On July 1, 2021, the U.S. Food and Drug Administration (FDA) reported Teva Pharmaceuticals’ June 30, 2021, voluntary recall of lot 31328962B of topotecan injection 4 mg/4 ml. The recall was based on a report that a single vial contained a glass particle, a grey silicone particle, and a translucent, colorless cotton fiber.
The recall affects one lot that was shipped from September 25, 2020–March 12, 2021. Teva has not received any additional reports of illness or injury. The recall affects the following product:
- Carton NDC: 0703-4714-01
- Vial NDC: 0703-4714-71
- Lot #31328962B
- Expiration date: 04/2022
Administration of an injectable product that contains particulate matter may result in local irritation or swelling in response to the foreign material. If the particulate matter reaches the blood vessels, it can travel to various organs and block blood vessels in the heart, lungs, or brain.
As a single agent, topotecan injection is for the treatment of patients with metastatic ovarian cancer after disease progression on or after initial or subsequent chemotherapy and patients with small cell lung cancer platinum-sensitive disease who progressed at least 60 days after initiation of first-line chemotherapy. It is also for treatment of patients with Stage IV-B, recurrent, or persistent cervical cancer in combination with cisplatin.

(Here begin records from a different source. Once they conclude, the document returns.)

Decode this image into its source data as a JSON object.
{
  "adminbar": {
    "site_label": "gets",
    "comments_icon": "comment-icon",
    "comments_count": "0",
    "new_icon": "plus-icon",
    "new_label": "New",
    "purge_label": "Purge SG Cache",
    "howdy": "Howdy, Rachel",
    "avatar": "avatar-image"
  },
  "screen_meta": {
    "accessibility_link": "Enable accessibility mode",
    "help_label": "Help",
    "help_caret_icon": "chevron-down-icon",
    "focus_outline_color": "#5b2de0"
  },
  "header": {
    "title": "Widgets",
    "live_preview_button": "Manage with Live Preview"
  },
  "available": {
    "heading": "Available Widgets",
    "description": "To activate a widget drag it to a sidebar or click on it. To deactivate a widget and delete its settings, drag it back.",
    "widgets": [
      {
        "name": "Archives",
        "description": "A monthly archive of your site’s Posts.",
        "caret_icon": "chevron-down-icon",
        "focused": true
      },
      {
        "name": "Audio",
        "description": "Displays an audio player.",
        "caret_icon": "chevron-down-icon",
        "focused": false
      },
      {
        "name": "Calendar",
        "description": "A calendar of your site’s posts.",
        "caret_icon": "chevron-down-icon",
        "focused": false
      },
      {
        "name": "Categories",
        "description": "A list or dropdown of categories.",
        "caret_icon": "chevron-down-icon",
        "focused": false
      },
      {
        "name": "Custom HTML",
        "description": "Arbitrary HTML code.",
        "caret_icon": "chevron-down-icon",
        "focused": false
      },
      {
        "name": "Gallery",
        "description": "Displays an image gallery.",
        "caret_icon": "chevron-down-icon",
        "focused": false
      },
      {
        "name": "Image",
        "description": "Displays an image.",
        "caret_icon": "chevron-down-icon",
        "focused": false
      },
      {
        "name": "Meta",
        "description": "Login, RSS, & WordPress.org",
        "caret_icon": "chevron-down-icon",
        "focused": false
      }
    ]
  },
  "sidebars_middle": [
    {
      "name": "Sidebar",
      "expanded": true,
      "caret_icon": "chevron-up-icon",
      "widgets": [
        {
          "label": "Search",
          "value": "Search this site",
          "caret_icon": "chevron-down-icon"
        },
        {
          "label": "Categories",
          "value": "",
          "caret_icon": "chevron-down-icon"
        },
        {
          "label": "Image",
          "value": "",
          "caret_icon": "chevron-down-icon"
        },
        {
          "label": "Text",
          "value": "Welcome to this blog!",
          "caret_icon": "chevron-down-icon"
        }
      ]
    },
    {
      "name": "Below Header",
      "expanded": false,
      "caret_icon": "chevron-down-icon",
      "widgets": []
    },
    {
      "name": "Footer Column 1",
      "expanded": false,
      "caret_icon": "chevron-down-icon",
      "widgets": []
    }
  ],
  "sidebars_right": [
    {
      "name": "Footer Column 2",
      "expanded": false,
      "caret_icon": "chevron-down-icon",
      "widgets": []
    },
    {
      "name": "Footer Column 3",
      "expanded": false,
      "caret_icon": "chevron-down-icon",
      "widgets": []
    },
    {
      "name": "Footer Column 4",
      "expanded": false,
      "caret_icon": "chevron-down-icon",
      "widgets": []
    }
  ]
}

Teva Pharmaceuticals sent a recall letter to affected customers on June 18, 2021, instructing them to:
- Immediately examine inventory for lot 31328962B.
- Immediately discontinue distribution and use of lot 31328962B and quarantine the lot.

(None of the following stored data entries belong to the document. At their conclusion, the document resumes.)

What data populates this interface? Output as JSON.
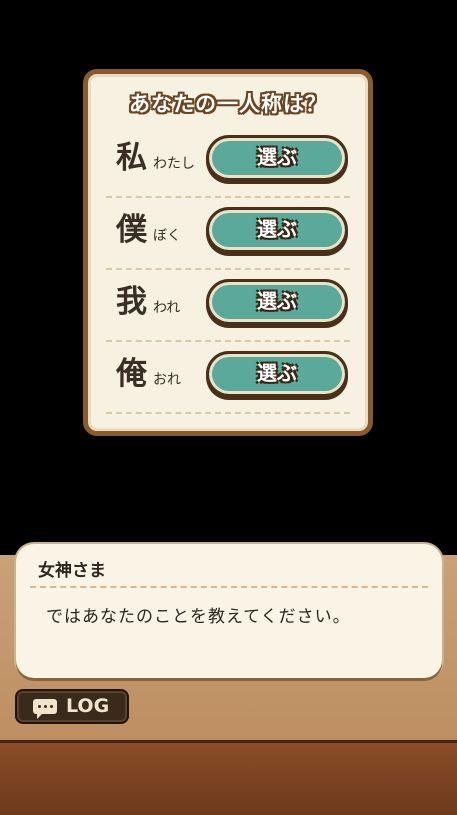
{
  "panel": {
    "title": "あなたの一人称は？",
    "choices": [
      {
        "kanji": "私",
        "reading": "わたし",
        "button": "選ぶ"
      },
      {
        "kanji": "僕",
        "reading": "ぼく",
        "button": "選ぶ"
      },
      {
        "kanji": "我",
        "reading": "われ",
        "button": "選ぶ"
      },
      {
        "kanji": "俺",
        "reading": "おれ",
        "button": "選ぶ"
      }
    ]
  },
  "dialog": {
    "speaker": "女神さま",
    "message": "ではあなたのことを教えてください。"
  },
  "log_button": {
    "label": "LOG",
    "icon": "chat-bubble-icon"
  },
  "colors": {
    "panel_bg": "#f7f1e1",
    "panel_border": "#8b5a2b",
    "button_teal": "#5aa99b",
    "wood": "#b8875a"
  }
}
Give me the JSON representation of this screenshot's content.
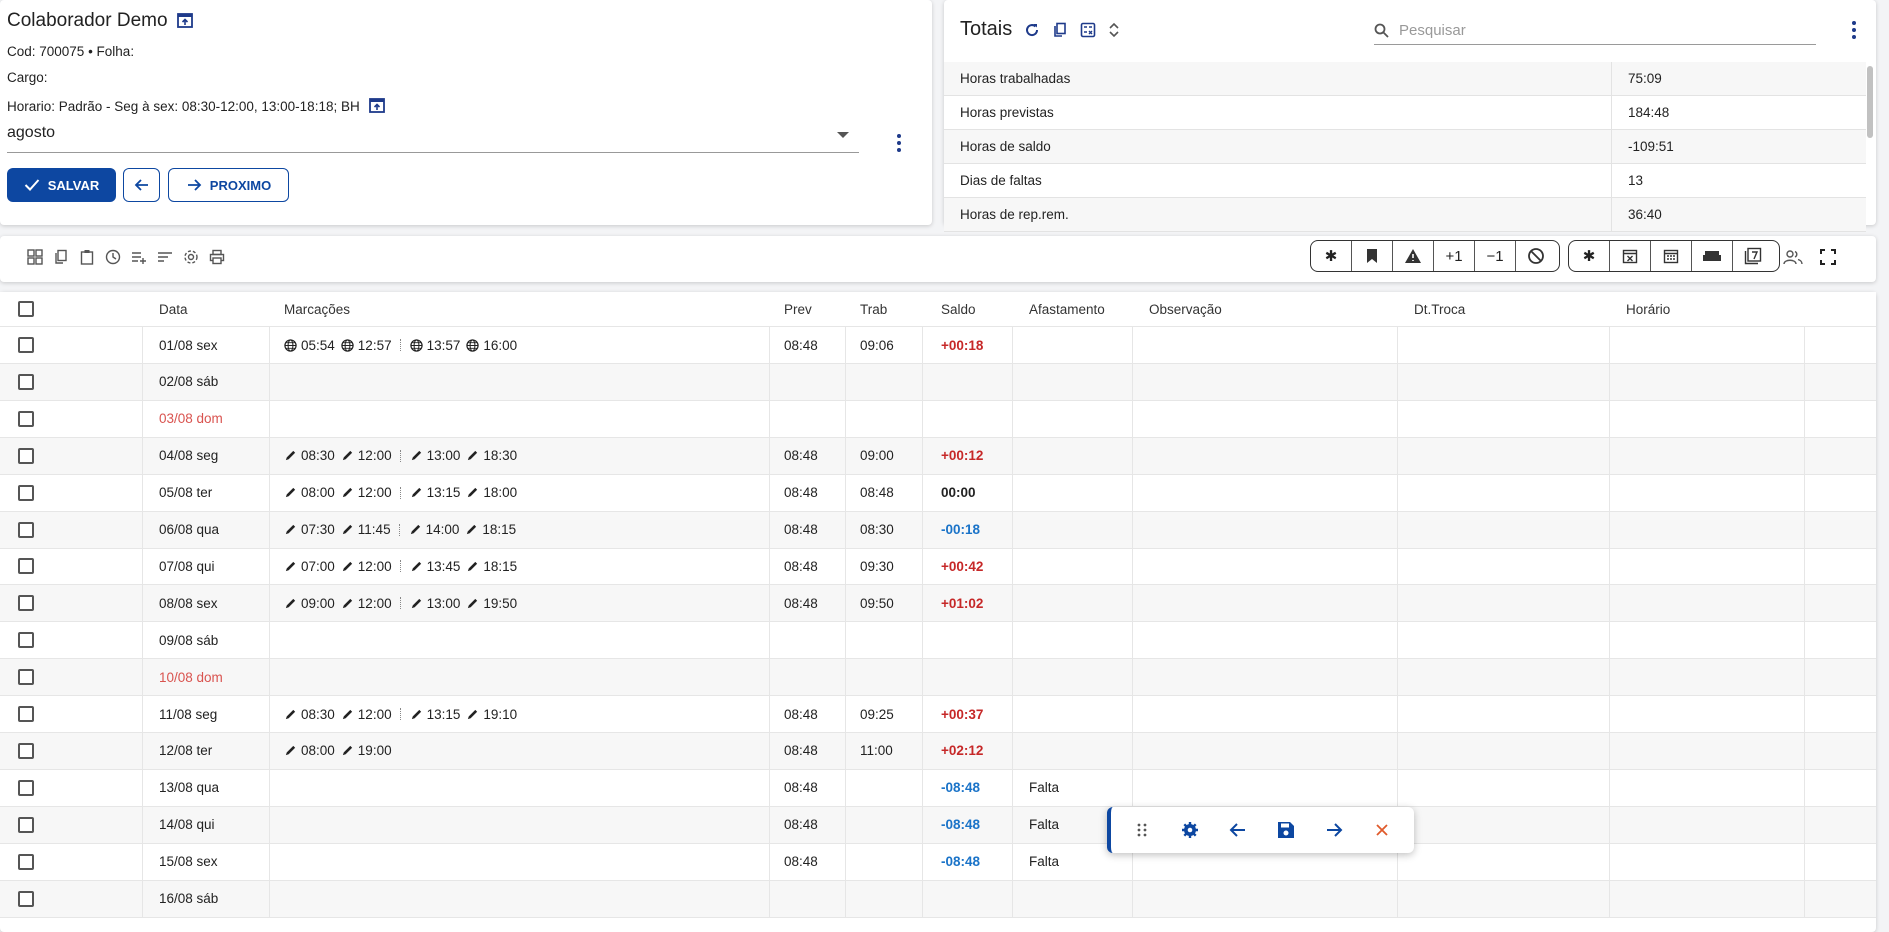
{
  "employee": {
    "name": "Colaborador Demo",
    "code_line": "Cod: 700075 • Folha:",
    "cargo": "Cargo:",
    "horario": "Horario: Padrão - Seg à sex: 08:30-12:00, 13:00-18:18; BH",
    "month": "agosto",
    "save_label": "SALVAR",
    "next_label": "PROXIMO"
  },
  "totals": {
    "title": "Totais",
    "search_placeholder": "Pesquisar",
    "rows": [
      {
        "label": "Horas trabalhadas",
        "value": "75:09"
      },
      {
        "label": "Horas previstas",
        "value": "184:48"
      },
      {
        "label": "Horas de saldo",
        "value": "-109:51"
      },
      {
        "label": "Dias de faltas",
        "value": "13"
      },
      {
        "label": "Horas de rep.rem.",
        "value": "36:40"
      }
    ]
  },
  "toolbar": {
    "left_icons": [
      "grid-icon",
      "copy-icon",
      "clipboard-icon",
      "clock-icon",
      "playlist-add-icon",
      "sort-icon",
      "settings-icon",
      "print-icon"
    ],
    "chips_a": [
      "✱",
      "bookmark-icon",
      "warning-icon",
      "+1",
      "−1",
      "block-icon"
    ],
    "chips_b": [
      "✱",
      "calendar-x-icon",
      "calendar-icon",
      "sofa-icon",
      "calendar-7-icon"
    ]
  },
  "grid": {
    "headers": [
      "Data",
      "Marcações",
      "Prev",
      "Trab",
      "Saldo",
      "Afastamento",
      "Observação",
      "Dt.Troca",
      "Horário"
    ],
    "rows": [
      {
        "date": "01/08 sex",
        "weekend": false,
        "type": "web",
        "punches": [
          "05:54",
          "12:57",
          "13:57",
          "16:00"
        ],
        "prev": "08:48",
        "trab": "09:06",
        "saldo": "+00:18",
        "sign": "pos",
        "afast": ""
      },
      {
        "date": "02/08 sáb",
        "weekend": false,
        "type": "",
        "punches": [],
        "prev": "",
        "trab": "",
        "saldo": "",
        "sign": "",
        "afast": ""
      },
      {
        "date": "03/08 dom",
        "weekend": true,
        "type": "",
        "punches": [],
        "prev": "",
        "trab": "",
        "saldo": "",
        "sign": "",
        "afast": ""
      },
      {
        "date": "04/08 seg",
        "weekend": false,
        "type": "edit",
        "punches": [
          "08:30",
          "12:00",
          "13:00",
          "18:30"
        ],
        "prev": "08:48",
        "trab": "09:00",
        "saldo": "+00:12",
        "sign": "pos",
        "afast": ""
      },
      {
        "date": "05/08 ter",
        "weekend": false,
        "type": "edit",
        "punches": [
          "08:00",
          "12:00",
          "13:15",
          "18:00"
        ],
        "prev": "08:48",
        "trab": "08:48",
        "saldo": "00:00",
        "sign": "zero",
        "afast": ""
      },
      {
        "date": "06/08 qua",
        "weekend": false,
        "type": "edit",
        "punches": [
          "07:30",
          "11:45",
          "14:00",
          "18:15"
        ],
        "prev": "08:48",
        "trab": "08:30",
        "saldo": "-00:18",
        "sign": "neg",
        "afast": ""
      },
      {
        "date": "07/08 qui",
        "weekend": false,
        "type": "edit",
        "punches": [
          "07:00",
          "12:00",
          "13:45",
          "18:15"
        ],
        "prev": "08:48",
        "trab": "09:30",
        "saldo": "+00:42",
        "sign": "pos",
        "afast": ""
      },
      {
        "date": "08/08 sex",
        "weekend": false,
        "type": "edit",
        "punches": [
          "09:00",
          "12:00",
          "13:00",
          "19:50"
        ],
        "prev": "08:48",
        "trab": "09:50",
        "saldo": "+01:02",
        "sign": "pos",
        "afast": ""
      },
      {
        "date": "09/08 sáb",
        "weekend": false,
        "type": "",
        "punches": [],
        "prev": "",
        "trab": "",
        "saldo": "",
        "sign": "",
        "afast": ""
      },
      {
        "date": "10/08 dom",
        "weekend": true,
        "type": "",
        "punches": [],
        "prev": "",
        "trab": "",
        "saldo": "",
        "sign": "",
        "afast": ""
      },
      {
        "date": "11/08 seg",
        "weekend": false,
        "type": "edit",
        "punches": [
          "08:30",
          "12:00",
          "13:15",
          "19:10"
        ],
        "prev": "08:48",
        "trab": "09:25",
        "saldo": "+00:37",
        "sign": "pos",
        "afast": ""
      },
      {
        "date": "12/08 ter",
        "weekend": false,
        "type": "edit",
        "punches": [
          "08:00",
          "19:00"
        ],
        "prev": "08:48",
        "trab": "11:00",
        "saldo": "+02:12",
        "sign": "pos",
        "afast": ""
      },
      {
        "date": "13/08 qua",
        "weekend": false,
        "type": "",
        "punches": [],
        "prev": "08:48",
        "trab": "",
        "saldo": "-08:48",
        "sign": "neg",
        "afast": "Falta"
      },
      {
        "date": "14/08 qui",
        "weekend": false,
        "type": "",
        "punches": [],
        "prev": "08:48",
        "trab": "",
        "saldo": "-08:48",
        "sign": "neg",
        "afast": "Falta"
      },
      {
        "date": "15/08 sex",
        "weekend": false,
        "type": "",
        "punches": [],
        "prev": "08:48",
        "trab": "",
        "saldo": "-08:48",
        "sign": "neg",
        "afast": "Falta"
      },
      {
        "date": "16/08 sáb",
        "weekend": false,
        "type": "",
        "punches": [],
        "prev": "",
        "trab": "",
        "saldo": "",
        "sign": "",
        "afast": ""
      }
    ]
  },
  "floatbar": {
    "icons": [
      "drag-handle-icon",
      "settings-icon",
      "arrow-left-icon",
      "save-icon",
      "arrow-right-icon",
      "close-icon"
    ]
  }
}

- Perform a subrecall to your accounts using Teva Pharmaceuticals’ Recall Notification and Stock Response Form if you have further distributed lot 31328962B.

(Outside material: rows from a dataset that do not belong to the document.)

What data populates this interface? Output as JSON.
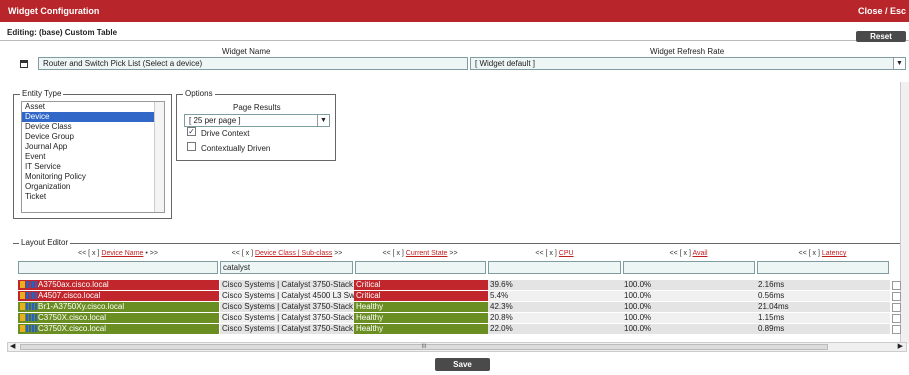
{
  "window": {
    "title": "Widget Configuration",
    "close_label": "Close / Esc"
  },
  "editing": {
    "label": "Editing: (base) Custom Table",
    "reset_label": "Reset"
  },
  "widget_name": {
    "label": "Widget Name",
    "value": "Router and Switch Pick List (Select a device)"
  },
  "refresh_rate": {
    "label": "Widget Refresh Rate",
    "value": "[ Widget default ]"
  },
  "entity_type": {
    "legend": "Entity Type",
    "items": [
      "Asset",
      "Device",
      "Device Class",
      "Device Group",
      "Journal App",
      "Event",
      "IT Service",
      "Monitoring Policy",
      "Organization",
      "Ticket"
    ],
    "selected": "Device"
  },
  "options": {
    "legend": "Options",
    "page_results_label": "Page Results",
    "page_results_value": "[ 25 per page ]",
    "drive_context_label": "Drive Context",
    "drive_context_checked": true,
    "contextually_driven_label": "Contextually Driven",
    "contextually_driven_checked": false
  },
  "layout_editor": {
    "legend": "Layout Editor",
    "columns": [
      {
        "prefix": "<< [ x ] ",
        "link": "Device Name",
        "suffix": " • >>"
      },
      {
        "prefix": "<< [ x ] ",
        "link": "Device Class | Sub-class",
        "suffix": " >>"
      },
      {
        "prefix": "<< [ x ] ",
        "link": "Current State",
        "suffix": " >>"
      },
      {
        "prefix": "<< [ x ] ",
        "link": "CPU",
        "suffix": ""
      },
      {
        "prefix": "<< [ x ] ",
        "link": "Avail",
        "suffix": ""
      },
      {
        "prefix": "<< [ x ] ",
        "link": "Latency",
        "suffix": ""
      }
    ],
    "filters": [
      "",
      "catalyst",
      "",
      "",
      "",
      ""
    ],
    "rows": [
      {
        "name": "A3750ax.cisco.local",
        "class": "Cisco Systems | Catalyst 3750-Stack",
        "state": "Critical",
        "cpu": "39.6%",
        "avail": "100.0%",
        "latency": "2.16ms"
      },
      {
        "name": "A4507.cisco.local",
        "class": "Cisco Systems | Catalyst 4500 L3 Sw",
        "state": "Critical",
        "cpu": "5.4%",
        "avail": "100.0%",
        "latency": "0.56ms"
      },
      {
        "name": "Br1-A3750Xy.cisco.local",
        "class": "Cisco Systems | Catalyst 3750-Stack",
        "state": "Healthy",
        "cpu": "42.3%",
        "avail": "100.0%",
        "latency": "21.04ms"
      },
      {
        "name": "C3750X.cisco.local",
        "class": "Cisco Systems | Catalyst 3750-Stack",
        "state": "Healthy",
        "cpu": "20.8%",
        "avail": "100.0%",
        "latency": "1.15ms"
      },
      {
        "name": "C3750X.cisco.local",
        "class": "Cisco Systems | Catalyst 3750-Stack",
        "state": "Healthy",
        "cpu": "22.0%",
        "avail": "100.0%",
        "latency": "0.89ms"
      }
    ]
  },
  "hscroll": {
    "thumb_glyph": "III"
  },
  "save_label": "Save",
  "colors": {
    "title_red": "#b8262b",
    "critical": "#c0262c",
    "healthy": "#6b8e23",
    "row_gray_a": "#e4e4e4",
    "row_gray_b": "#f0f0f0",
    "selection_blue": "#3168c8"
  }
}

- Complete and return the recall stock response form.
Consumers who have questions, concerns, or reports of adverse events should consult their healthcare provider and Teva’s medical information representatives at 888-838-2872, option 3, then option 4, Monday through Friday between 8:30 am–5 pm (ET), or at firstname.lastname@example.org.
Healthcare professionals and consumers should report any adverse reactions or quality problems they experience while using the product to MedWatch, FDA’s Safety Information and Adverse Event Reporting Program.